At Rainbow, we have seen our average emergency shelter stay double from 21 days to 42 days in just a few years because there is nowhere for survivors to go. There is a lot of debate about continuing to support shelter funding or make a shift to funding housing first approaches. I believe we can—and should—do both.

The Housing First method was initially introduced in the US in 1990’s as a way to help chronically homeless people, and later to address the needs of homeless families with an emphasis on child safety.

The main principle of Housing First is that housing is a basic human right. The method provides for low-barrier, immediate access to permanent housing.
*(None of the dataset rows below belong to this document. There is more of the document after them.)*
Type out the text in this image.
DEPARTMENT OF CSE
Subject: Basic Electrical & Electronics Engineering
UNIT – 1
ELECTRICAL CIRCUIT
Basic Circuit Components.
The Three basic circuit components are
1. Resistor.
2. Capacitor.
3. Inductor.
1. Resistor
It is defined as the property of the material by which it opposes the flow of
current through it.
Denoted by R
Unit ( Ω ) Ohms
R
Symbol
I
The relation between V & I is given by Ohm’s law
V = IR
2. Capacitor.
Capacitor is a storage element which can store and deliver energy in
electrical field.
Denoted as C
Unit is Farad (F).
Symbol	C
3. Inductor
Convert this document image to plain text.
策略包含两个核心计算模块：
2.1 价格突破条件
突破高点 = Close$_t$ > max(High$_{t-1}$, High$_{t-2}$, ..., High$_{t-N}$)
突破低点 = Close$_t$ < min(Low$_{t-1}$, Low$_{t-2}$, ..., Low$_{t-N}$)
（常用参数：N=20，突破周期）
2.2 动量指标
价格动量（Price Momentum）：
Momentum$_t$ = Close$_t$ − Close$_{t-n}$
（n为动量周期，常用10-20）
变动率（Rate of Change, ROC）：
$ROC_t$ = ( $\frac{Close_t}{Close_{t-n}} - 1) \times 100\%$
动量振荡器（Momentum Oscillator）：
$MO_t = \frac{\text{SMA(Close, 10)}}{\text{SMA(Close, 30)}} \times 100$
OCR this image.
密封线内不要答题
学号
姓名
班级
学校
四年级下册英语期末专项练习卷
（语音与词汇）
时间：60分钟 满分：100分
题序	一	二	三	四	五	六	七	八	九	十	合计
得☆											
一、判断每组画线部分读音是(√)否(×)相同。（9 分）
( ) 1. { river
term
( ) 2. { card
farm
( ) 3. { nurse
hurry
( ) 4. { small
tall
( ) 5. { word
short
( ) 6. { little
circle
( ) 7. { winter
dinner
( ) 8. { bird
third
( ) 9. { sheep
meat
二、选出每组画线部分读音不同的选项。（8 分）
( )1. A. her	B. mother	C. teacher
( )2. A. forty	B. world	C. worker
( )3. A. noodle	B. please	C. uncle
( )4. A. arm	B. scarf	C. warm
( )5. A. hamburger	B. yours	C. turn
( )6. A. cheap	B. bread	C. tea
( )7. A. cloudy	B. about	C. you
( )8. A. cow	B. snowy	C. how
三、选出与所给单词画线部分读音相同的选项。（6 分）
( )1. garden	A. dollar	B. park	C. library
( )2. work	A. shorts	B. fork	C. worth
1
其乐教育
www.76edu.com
Advocates believe in the self-determination and choice of the consumer and commit to working with clients within a harm reduction framework, for as long as they need.

Domestic violence advocates have taken the Housing First model and applied it to abuse victims. We try to eliminate barriers—such as a lack of income or earning a living wage, limited work history, or the need for affordable child care—that make it difficult for survivors to leave an abusive situation. We help survivors figure out a way to afford rent.

In 2016, California became the first state in the nation to use federal Victims of Crime Act dollars to support the domestic violence Housing First model. The state Governor’s Office of Emergency Services awarded eight contracts to organizations, including Rainbow, that work with survivors of domestic violence who face housing instability or are homeless. A new report summarizes our findings from the program and can help other states implement similar programs.

In addition, in Los Angeles County, last year voters approved Measure H, an increase in the county’s sales tax, that will provide funding for homeless services. Over the next three years, the tax will provide $350 million annually. We are hopeful that future allocations of Measure H funding will include addressing homelessness among domestic violence victims, because they represent a significant part of the homeless population.

But we still need to do more.

We need to entice private developers build more affordable housing. And we need to continue to build partnerships between the previously siloed fields of domestic violence and homeless services. At least half of women who are homeless in Los Angeles have experienced domestic violence, according to the LA Homeless Services Authority.

In Yadira’s case, a Housing First model saved her and her son from having to experience homelessness.

In January 2018, four months after she and Taylor had moved into their own apartment, she emailed Rainbow.

“I’ll never be able to say how grateful I am for this chance,” she wrote.

She thanked us for helping her get assistance paying her rent and said she and Taylor were settling in at their new home.

“I’m happy I was able to pay my January portion on time,” she wrote. “It was a little hard, but I did it, and it gave me a sense of accomplishment, which I need in my life.”